Es könnte für die USA durchaus Vorteile bergen, wenn ihnen die Sache sozusagen aus den Händen genommen würde, ob nun durch größere Eigenständigkeit der palästinensischen Strategie, gestärkte ägyptischer Diplomatie oder zunehmende Beteiligung Europas oder der UNO. Derartige Entwicklungen steigern die Aussichten auf eine Lösung, eröffnen Möglichkeiten für wirksameres Handeln der USA in Bezug auf Israel oder entschärfen zumindest den lähmenden Einfluss, den das Thema auf Amerikas Stand im Nahen Osten hat. Und Israel? Es ist unwahrscheinlich, dass man dort einen eigenständigeren, strategischen oder stärkeren Verhandlungspartner begrüßen wird. Doch ist das Land dieser Tage mehr und nicht weniger verunsichert im Blick auf seine Zukunft. In vielerlei Hinsicht gibt die schwerwiegende Asymmetrie des gegenwärtigen Friedensprozesses Israel ein falsches Gefühl von Straflosigkeit und hat die selbstzerstörerischsten Tendenzen dort (nicht zuletzt die zum Siedlungsbau und intoleranten Nationalismus) bekräftigt.

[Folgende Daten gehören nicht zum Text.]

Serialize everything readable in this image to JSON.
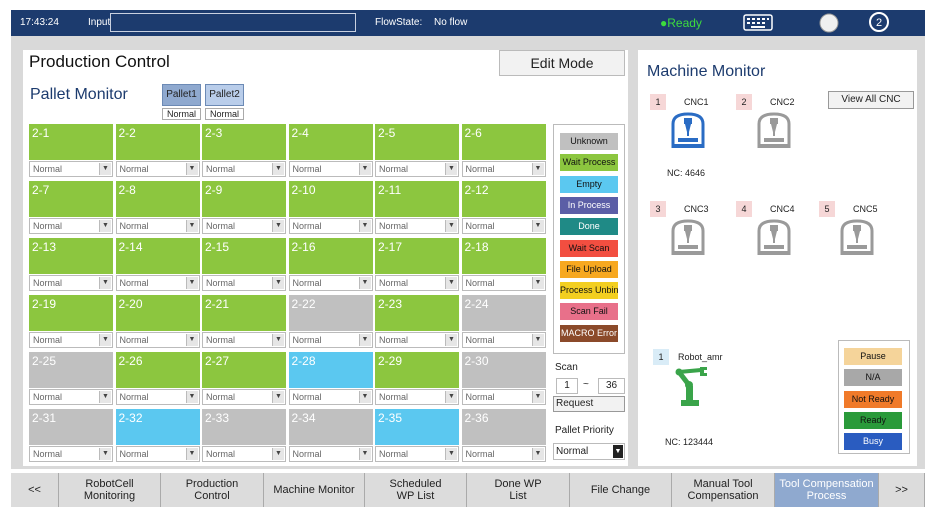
{
  "topbar": {
    "time": "17:43:24",
    "input_label": "Input:",
    "input_value": "",
    "flowstate_label": "FlowState:",
    "flowstate_value": "No flow",
    "status": "●Ready",
    "icons": [
      "keyboard-icon",
      "circle-icon",
      "user-icon"
    ]
  },
  "production": {
    "title": "Production Control",
    "edit_mode": "Edit Mode",
    "pallet_monitor_title": "Pallet Monitor",
    "pallets": [
      {
        "label": "Pallet1",
        "status": "Normal"
      },
      {
        "label": "Pallet2",
        "status": "Normal"
      }
    ]
  },
  "colors": {
    "Unknown": "#c0c0c0",
    "Wait Process": "#8cc63f",
    "Empty": "#5bc8f0",
    "In Process": "#5b5ea6",
    "Done": "#1f8a86",
    "Wait Scan": "#f24e40",
    "File Upload": "#f7a820",
    "Process Unbind": "#f3cf20",
    "Scan Fail": "#e8708a",
    "MACRO Error": "#8b4a2a"
  },
  "cells": [
    {
      "id": "2-1",
      "state": "Wait Process",
      "mode": "Normal"
    },
    {
      "id": "2-2",
      "state": "Wait Process",
      "mode": "Normal"
    },
    {
      "id": "2-3",
      "state": "Wait Process",
      "mode": "Normal"
    },
    {
      "id": "2-4",
      "state": "Wait Process",
      "mode": "Normal"
    },
    {
      "id": "2-5",
      "state": "Wait Process",
      "mode": "Normal"
    },
    {
      "id": "2-6",
      "state": "Wait Process",
      "mode": "Normal"
    },
    {
      "id": "2-7",
      "state": "Wait Process",
      "mode": "Normal"
    },
    {
      "id": "2-8",
      "state": "Wait Process",
      "mode": "Normal"
    },
    {
      "id": "2-9",
      "state": "Wait Process",
      "mode": "Normal"
    },
    {
      "id": "2-10",
      "state": "Wait Process",
      "mode": "Normal"
    },
    {
      "id": "2-11",
      "state": "Wait Process",
      "mode": "Normal"
    },
    {
      "id": "2-12",
      "state": "Wait Process",
      "mode": "Normal"
    },
    {
      "id": "2-13",
      "state": "Wait Process",
      "mode": "Normal"
    },
    {
      "id": "2-14",
      "state": "Wait Process",
      "mode": "Normal"
    },
    {
      "id": "2-15",
      "state": "Wait Process",
      "mode": "Normal"
    },
    {
      "id": "2-16",
      "state": "Wait Process",
      "mode": "Normal"
    },
    {
      "id": "2-17",
      "state": "Wait Process",
      "mode": "Normal"
    },
    {
      "id": "2-18",
      "state": "Wait Process",
      "mode": "Normal"
    },
    {
      "id": "2-19",
      "state": "Wait Process",
      "mode": "Normal"
    },
    {
      "id": "2-20",
      "state": "Wait Process",
      "mode": "Normal"
    },
    {
      "id": "2-21",
      "state": "Wait Process",
      "mode": "Normal"
    },
    {
      "id": "2-22",
      "state": "Unknown",
      "mode": "Normal"
    },
    {
      "id": "2-23",
      "state": "Wait Process",
      "mode": "Normal"
    },
    {
      "id": "2-24",
      "state": "Unknown",
      "mode": "Normal"
    },
    {
      "id": "2-25",
      "state": "Unknown",
      "mode": "Normal"
    },
    {
      "id": "2-26",
      "state": "Wait Process",
      "mode": "Normal"
    },
    {
      "id": "2-27",
      "state": "Wait Process",
      "mode": "Normal"
    },
    {
      "id": "2-28",
      "state": "Empty",
      "mode": "Normal"
    },
    {
      "id": "2-29",
      "state": "Wait Process",
      "mode": "Normal"
    },
    {
      "id": "2-30",
      "state": "Unknown",
      "mode": "Normal"
    },
    {
      "id": "2-31",
      "state": "Unknown",
      "mode": "Normal"
    },
    {
      "id": "2-32",
      "state": "Empty",
      "mode": "Normal"
    },
    {
      "id": "2-33",
      "state": "Unknown",
      "mode": "Normal"
    },
    {
      "id": "2-34",
      "state": "Unknown",
      "mode": "Normal"
    },
    {
      "id": "2-35",
      "state": "Empty",
      "mode": "Normal"
    },
    {
      "id": "2-36",
      "state": "Unknown",
      "mode": "Normal"
    }
  ],
  "legend": [
    {
      "label": "Unknown",
      "color": "#c0c0c0",
      "text": "#111"
    },
    {
      "label": "Wait Process",
      "color": "#8cc63f",
      "text": "#111"
    },
    {
      "label": "Empty",
      "color": "#5bc8f0",
      "text": "#111"
    },
    {
      "label": "In Process",
      "color": "#5b5ea6",
      "text": "#fff"
    },
    {
      "label": "Done",
      "color": "#1f8a86",
      "text": "#fff"
    },
    {
      "label": "Wait Scan",
      "color": "#f24e40",
      "text": "#111"
    },
    {
      "label": "File Upload",
      "color": "#f7a820",
      "text": "#111"
    },
    {
      "label": "Process Unbind",
      "color": "#f3cf20",
      "text": "#111"
    },
    {
      "label": "Scan Fail",
      "color": "#e8708a",
      "text": "#111"
    },
    {
      "label": "MACRO Error",
      "color": "#8b4a2a",
      "text": "#fff"
    }
  ],
  "scan": {
    "label": "Scan",
    "from": "1",
    "sep": "~",
    "to": "36",
    "request": "Request"
  },
  "pallet_priority": {
    "label": "Pallet Priority",
    "value": "Normal"
  },
  "machine_monitor": {
    "title": "Machine Monitor",
    "view_all": "View All CNC",
    "machines": [
      {
        "num": "1",
        "name": "CNC1",
        "nc": "NC: 4646",
        "active": true
      },
      {
        "num": "2",
        "name": "CNC2",
        "nc": "",
        "active": false
      },
      {
        "num": "3",
        "name": "CNC3",
        "nc": "",
        "active": false
      },
      {
        "num": "4",
        "name": "CNC4",
        "nc": "",
        "active": false
      },
      {
        "num": "5",
        "name": "CNC5",
        "nc": "",
        "active": false
      }
    ],
    "robot": {
      "num": "1",
      "name": "Robot_amr",
      "nc": "NC: 123444"
    },
    "robot_states": [
      {
        "label": "Pause",
        "color": "#f5d49a"
      },
      {
        "label": "N/A",
        "color": "#a8a8a8"
      },
      {
        "label": "Not Ready",
        "color": "#f07a2a"
      },
      {
        "label": "Ready",
        "color": "#2a9a3a"
      },
      {
        "label": "Busy",
        "color": "#2a5cc0"
      }
    ]
  },
  "bottom_tabs": [
    "<<",
    "RobotCell\nMonitoring",
    "Production\nControl",
    "Machine Monitor",
    "Scheduled\nWP List",
    "Done WP\nList",
    "File Change",
    "Manual Tool\nCompensation",
    "Tool Compensation\nProcess",
    ">>"
  ]
}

Es macht Sinn zu spekulieren, dass sich als Reaktion auf einen anspruchsvolleren, strategischen und – so ist zu hoffen – gewaltlosen palästinensischen Gegenspieler auf Seiten der israelischen Führung eine Kurskorrektur in Richtung größeren Realismus, Pragmatismus und Kompromiss herausbilden wird.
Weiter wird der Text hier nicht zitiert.